The most towering figure among the poets of the Kodungallur Kovilakam was Kunjikuttan Thampuran, one of the best and most talented writers of Malayalam literature. Kodungallur Kovilakam produced many promising talents who left their imprint in the literary history of Kerala. In those days, as poets had a deep association with the Kovilakam, and it was known under the label ‘Kodungallur Kalari’ [training centre].

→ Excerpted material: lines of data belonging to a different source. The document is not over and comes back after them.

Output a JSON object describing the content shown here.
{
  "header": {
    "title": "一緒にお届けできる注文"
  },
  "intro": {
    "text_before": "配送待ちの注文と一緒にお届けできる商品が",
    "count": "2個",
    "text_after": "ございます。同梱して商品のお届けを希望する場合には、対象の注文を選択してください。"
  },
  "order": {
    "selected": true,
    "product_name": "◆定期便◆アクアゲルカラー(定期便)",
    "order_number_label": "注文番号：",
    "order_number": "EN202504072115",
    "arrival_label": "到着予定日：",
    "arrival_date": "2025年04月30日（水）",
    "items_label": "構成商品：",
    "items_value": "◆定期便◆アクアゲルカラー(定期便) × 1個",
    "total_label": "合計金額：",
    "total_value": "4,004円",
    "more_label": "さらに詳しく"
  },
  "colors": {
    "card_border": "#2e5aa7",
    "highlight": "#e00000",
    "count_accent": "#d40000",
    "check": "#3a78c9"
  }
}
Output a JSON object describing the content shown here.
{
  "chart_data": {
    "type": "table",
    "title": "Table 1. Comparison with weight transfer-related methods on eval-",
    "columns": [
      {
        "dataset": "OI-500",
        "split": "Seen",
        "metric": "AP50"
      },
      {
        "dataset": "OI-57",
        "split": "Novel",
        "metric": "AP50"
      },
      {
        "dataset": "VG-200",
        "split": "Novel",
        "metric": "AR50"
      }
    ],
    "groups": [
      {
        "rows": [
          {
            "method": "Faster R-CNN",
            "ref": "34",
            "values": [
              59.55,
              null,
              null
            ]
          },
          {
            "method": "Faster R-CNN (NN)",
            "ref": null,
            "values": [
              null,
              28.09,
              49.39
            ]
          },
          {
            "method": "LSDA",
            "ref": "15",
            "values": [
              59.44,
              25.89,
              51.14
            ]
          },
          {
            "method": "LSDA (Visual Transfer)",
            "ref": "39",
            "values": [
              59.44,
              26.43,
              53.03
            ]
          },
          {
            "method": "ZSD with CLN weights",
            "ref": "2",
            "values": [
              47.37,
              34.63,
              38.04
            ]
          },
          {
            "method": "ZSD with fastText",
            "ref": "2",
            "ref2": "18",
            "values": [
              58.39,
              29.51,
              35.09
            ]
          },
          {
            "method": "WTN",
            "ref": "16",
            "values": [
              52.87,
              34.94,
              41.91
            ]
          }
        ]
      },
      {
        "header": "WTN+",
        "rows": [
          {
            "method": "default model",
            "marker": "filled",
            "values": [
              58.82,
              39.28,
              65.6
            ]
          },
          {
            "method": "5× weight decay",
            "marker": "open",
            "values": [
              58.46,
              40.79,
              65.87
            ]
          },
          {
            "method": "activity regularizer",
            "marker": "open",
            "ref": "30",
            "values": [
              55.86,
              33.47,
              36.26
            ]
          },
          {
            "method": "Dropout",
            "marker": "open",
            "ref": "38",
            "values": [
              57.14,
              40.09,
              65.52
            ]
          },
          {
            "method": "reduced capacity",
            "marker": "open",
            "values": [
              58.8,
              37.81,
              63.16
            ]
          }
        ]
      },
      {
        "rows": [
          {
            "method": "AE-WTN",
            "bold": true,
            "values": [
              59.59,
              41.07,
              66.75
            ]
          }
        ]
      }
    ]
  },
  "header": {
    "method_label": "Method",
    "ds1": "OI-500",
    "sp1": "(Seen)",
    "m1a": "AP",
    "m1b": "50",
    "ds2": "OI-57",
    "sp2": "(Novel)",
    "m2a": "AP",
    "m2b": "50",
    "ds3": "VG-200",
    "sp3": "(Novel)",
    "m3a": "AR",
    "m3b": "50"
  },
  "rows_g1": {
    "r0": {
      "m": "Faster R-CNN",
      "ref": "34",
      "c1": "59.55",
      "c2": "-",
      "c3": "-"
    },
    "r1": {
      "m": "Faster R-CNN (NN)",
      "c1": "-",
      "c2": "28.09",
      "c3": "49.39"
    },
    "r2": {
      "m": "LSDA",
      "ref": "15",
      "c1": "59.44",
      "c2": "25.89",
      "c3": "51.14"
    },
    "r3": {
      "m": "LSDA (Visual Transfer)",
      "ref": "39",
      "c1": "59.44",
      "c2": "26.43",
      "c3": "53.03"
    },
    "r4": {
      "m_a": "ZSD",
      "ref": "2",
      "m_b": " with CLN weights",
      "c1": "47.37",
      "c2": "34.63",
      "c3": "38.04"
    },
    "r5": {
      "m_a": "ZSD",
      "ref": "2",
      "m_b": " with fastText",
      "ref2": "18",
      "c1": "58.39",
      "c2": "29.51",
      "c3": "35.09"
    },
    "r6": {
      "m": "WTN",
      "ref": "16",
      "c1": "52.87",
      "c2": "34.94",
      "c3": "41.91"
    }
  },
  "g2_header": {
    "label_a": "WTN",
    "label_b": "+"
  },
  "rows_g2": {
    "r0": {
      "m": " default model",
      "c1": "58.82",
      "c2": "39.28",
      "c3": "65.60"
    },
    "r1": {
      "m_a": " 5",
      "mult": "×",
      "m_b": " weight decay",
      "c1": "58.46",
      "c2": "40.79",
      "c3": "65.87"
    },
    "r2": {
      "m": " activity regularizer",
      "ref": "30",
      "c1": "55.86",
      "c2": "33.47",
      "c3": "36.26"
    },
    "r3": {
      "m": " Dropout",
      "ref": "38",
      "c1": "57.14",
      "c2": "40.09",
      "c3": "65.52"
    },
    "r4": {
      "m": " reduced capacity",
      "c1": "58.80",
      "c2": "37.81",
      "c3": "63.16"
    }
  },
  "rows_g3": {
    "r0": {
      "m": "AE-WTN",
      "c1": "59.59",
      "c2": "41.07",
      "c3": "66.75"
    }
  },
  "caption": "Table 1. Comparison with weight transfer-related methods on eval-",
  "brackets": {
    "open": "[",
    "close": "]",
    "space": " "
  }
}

Kodungallur was known for its tradition of sharing knowledge from the time of Kodungallur Vidwan Ilaya Thampuran (1800-1851). His disciple Kumbakonam Krishna Sastrigal later became a great grammarian. Valiya Thampuran and Ilaya Thampuran were experts in Astrology. Goda Varma Thampuran was another famous member of the Kovilakam. Vidwan Kunjirama Varma Thampuran (1850 – 1917) was a poet and grammarian.
Kochunni Thampuran was an exponent in astrology and architecture, and Kunjan Thampuran was an expert in dialectics. Cheriya Kochunni Thampuran was a poet and Bhatta Sree Goda Varma Thampuran, an expert in legal science. All these members kept alive the glory of Kodungallur Kovilakam.